Information System Security Officer (ISSO) - Hybrid

About The Position

Requirements

• Strong working knowledge and familiarity with NIST publications and privacy frameworks.
• Demonstrated understanding of cloud service models, hybrid models, financial applications, and mobile security technologies and tools.
• Demonstrated experience supporting an industry risk management tool executing A&A activities.
• Ability to identify and assess risks and recommend appropriate remediation strategies.
• Must be well-organized and detail-oriented with the ability to coordinate, prioritize multiple tasks, and be adaptable to change to accomplish assignments
• Ability to work independently and with teams
• Professional and polished interpersonal and communication skills
• Proficient with Microsoft Office to include Outlook, Word, PowerPoint, and Excel
• Completed Bachelor’s degree from an accredited university in an IT related field.
• Ability to obtain a clearance or a Public Trust is preferred, however all clearance levels and non-cleared applicants will also be considered.
• One or more of the following certifications: Security+, Network+, CASP, CISA, CEH, or other industry recognized certification
• At minimum 5+ years of hands-on work experience with ISSO duties; performing systems security assessments, preparing system security documentation, and/or performing security upgrades for live networks, desktop systems, servers, and enterprise data bases leading to successful security authorization of such systems.

Nice To Haves

• CISSP or CISM certification

Responsibilities

• Ensure the assigned FISMA systems maintain their ATO through independent security assessment and authorization;
• The ISSO shall have oversight responsibility to ensure proper access controls have been implemented and managed;
• ISSO shall ensure audit logs are reviewed at an agreed upon frequency, where the frequency may increase if warranted by incident or situational awareness. When reviewing logs, some events will require follow-up inquiries to determine if a problem exists, whether corrective action is required, or if there is another explanation.
• Be responsible for conducting assessments of controls for their system to ensure the controls have been implemented properly and are still effective where the risk posture is documented in a system risk assessment report.
• Ensure documents provided to auditors are what was requested and approved for release.

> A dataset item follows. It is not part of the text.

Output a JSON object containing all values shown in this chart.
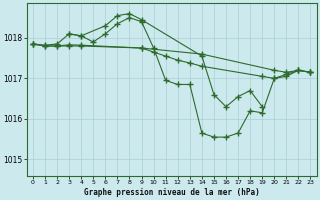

Documents provided to auditors should be properly labeled so that the auditor is aware if they contain sensitive information.
• Ensure that new vulnerabilities are evaluated by the respective subject matter expert and corrective action implemented.
• Follow agreed on procedures when providing documents;
• Collaborate with the Security Engineer in conducting security impact assessments on change to their respective FISMA systems.
• Collaborate with the Security Operations Center in reviewing vulnerability and compliance scan results at an agreed upon frequency. Any findings in the scan results are to be tracked as a corrective action plan and managed in CSAM as a POAM

Benefits

• Coalfire offers our people the chance to grow professionally with colleagues they like and respect while tackling challenges that stretch their minds and expand their skill sets.
• Regardless of location, you’ll experience a company that prioritizes connection and wellbeing and be part of a team where people care about each other and our communities.
• You’ll have opportunities to join employee resource groups, participate in in-person and virtual events, and more.
• You’ll enjoy competitive perks and benefits to support you and your family, like paid parental leave, flexible time off, certification and training reimbursement, digital mental health and wellbeing support memberships, and comprehensive insurance options.